Tightly plotted with reliably clear and occasionally exciting art, it is first and foremost a fun and engaging bit of space opera. The idea of the Avengers going into space to battle aliens whose war endangers the planet is simply pure comic book fun, and the kind of story that should feature characters referred to collectively as “Earth’s Mightiest Heroes” (it is, of course, at the heart of the “Kree-Skrull War” as well). But by taking advantage of the trappings of its time, it elevates that core idea. The “family” of titles tying in gives the story room to breathe and develop, while the more overt hand of editorial helps coordinate the story and ensure that the creators, while each doing their own thing, are still contributing to the larger Ur-narrative as the crossover progresses. By building the story around the question of what it means to be an Avenger in light of the group’s by-then nearly thirty year history and in the context of industry trends which questioned whether the appetite still existed for stories featuring the kind of traditionally heroic values the Avengers had long espoused, the creative team imbues it with a sense of history and thematic relevance lacking in previous entries of the genre.

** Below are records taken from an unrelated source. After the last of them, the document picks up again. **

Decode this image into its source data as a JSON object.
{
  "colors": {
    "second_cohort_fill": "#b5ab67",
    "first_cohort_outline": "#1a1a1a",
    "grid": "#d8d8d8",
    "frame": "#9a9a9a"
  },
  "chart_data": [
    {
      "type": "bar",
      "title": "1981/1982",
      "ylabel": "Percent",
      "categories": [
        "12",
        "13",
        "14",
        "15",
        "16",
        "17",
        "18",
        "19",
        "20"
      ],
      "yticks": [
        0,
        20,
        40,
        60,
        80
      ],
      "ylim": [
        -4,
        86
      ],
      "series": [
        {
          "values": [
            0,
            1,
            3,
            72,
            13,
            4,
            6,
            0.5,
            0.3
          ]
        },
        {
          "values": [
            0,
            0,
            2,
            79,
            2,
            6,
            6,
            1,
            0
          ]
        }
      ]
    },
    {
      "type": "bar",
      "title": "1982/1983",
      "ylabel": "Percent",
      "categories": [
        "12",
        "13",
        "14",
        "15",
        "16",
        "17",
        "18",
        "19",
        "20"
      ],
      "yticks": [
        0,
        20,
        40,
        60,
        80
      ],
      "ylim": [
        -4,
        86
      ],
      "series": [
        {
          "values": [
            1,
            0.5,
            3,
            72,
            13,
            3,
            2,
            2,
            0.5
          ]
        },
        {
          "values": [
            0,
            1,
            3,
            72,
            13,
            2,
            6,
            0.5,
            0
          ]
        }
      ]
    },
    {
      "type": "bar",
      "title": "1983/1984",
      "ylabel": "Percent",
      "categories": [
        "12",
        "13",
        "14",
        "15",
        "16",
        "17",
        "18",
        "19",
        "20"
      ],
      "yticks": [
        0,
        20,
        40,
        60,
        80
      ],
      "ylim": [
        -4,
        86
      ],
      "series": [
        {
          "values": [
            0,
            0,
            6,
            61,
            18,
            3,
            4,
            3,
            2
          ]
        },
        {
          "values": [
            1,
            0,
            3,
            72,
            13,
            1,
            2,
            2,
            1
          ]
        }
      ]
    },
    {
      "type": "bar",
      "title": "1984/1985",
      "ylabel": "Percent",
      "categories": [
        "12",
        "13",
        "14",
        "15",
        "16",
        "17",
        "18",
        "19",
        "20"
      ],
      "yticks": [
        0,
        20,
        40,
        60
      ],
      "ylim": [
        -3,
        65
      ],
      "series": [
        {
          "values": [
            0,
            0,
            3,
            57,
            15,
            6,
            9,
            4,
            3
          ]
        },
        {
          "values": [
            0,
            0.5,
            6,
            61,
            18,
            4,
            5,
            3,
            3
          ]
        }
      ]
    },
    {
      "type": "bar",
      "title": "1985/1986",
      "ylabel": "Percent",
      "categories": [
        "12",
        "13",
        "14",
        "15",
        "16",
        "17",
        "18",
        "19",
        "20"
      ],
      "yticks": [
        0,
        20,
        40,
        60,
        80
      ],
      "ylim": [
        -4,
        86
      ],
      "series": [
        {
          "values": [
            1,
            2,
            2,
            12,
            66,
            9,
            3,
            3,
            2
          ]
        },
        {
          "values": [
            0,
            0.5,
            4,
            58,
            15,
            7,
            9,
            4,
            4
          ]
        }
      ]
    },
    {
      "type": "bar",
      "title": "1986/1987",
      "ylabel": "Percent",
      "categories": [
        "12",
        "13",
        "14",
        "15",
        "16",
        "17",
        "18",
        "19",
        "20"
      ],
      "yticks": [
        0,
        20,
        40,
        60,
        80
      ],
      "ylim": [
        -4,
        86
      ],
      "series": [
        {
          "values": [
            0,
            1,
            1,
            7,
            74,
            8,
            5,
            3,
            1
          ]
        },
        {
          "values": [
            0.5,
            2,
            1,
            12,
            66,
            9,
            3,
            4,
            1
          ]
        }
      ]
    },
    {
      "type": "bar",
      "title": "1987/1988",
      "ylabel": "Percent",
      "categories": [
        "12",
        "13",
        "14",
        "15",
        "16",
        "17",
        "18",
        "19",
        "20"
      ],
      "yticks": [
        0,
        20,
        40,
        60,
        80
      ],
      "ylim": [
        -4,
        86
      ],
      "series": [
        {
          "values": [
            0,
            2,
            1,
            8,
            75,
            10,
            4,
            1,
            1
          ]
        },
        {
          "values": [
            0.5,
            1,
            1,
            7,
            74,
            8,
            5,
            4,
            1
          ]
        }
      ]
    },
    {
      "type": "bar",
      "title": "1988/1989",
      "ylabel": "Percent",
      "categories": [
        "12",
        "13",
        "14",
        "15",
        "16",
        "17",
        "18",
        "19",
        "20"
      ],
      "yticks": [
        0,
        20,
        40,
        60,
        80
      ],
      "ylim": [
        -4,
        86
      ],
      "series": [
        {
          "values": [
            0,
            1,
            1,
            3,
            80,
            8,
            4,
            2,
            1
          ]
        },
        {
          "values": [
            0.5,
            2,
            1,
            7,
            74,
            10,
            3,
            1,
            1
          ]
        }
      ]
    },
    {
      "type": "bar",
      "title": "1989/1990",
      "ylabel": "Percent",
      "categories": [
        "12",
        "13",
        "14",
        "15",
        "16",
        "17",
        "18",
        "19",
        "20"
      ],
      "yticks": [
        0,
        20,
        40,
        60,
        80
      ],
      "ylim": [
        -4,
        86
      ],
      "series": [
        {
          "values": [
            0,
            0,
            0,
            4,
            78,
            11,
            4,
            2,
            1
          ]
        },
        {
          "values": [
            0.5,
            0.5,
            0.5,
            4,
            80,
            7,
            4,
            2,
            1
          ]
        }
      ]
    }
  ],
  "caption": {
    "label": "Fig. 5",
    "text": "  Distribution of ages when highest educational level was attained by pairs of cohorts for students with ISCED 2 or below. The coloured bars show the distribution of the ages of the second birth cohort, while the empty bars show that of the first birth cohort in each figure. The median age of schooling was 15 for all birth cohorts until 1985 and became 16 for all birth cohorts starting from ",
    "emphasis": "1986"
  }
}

It’s easy to look at the nineteen parts of “Operation: Galactic Storm” and its tie-in issues from solo books headlined by characters like Wonder Man and Quasar, stalwart team players who nevertheless wouldn’t likely have their own series in anything but a booming market, and write the whole thing off as another example of crass 90s commercialism, an attempt to goose sales by forcing fans to buy every possible Avengers book in order to get the whole story. It’s certainly impossible to separate the story from the circumstances of the era in which it was published. Yet at the same time, those circumstances also help elevate the story beyond the commercial interests (which certainly were a factor in its creation). To call “Operation: Galactic Storm” just another example of 90s glut is to do it a disservice and ignore what is one of the finest examples of a cosmic Avengers tale, one on par with – or even exceeding – many of the older and more critically-acclaimed entrants in that subgenre. It is a crossover, but one which still tells an entertaining story while also grappling with the notion of what it means to be an Avenger – to be a superhero – in the 1990s.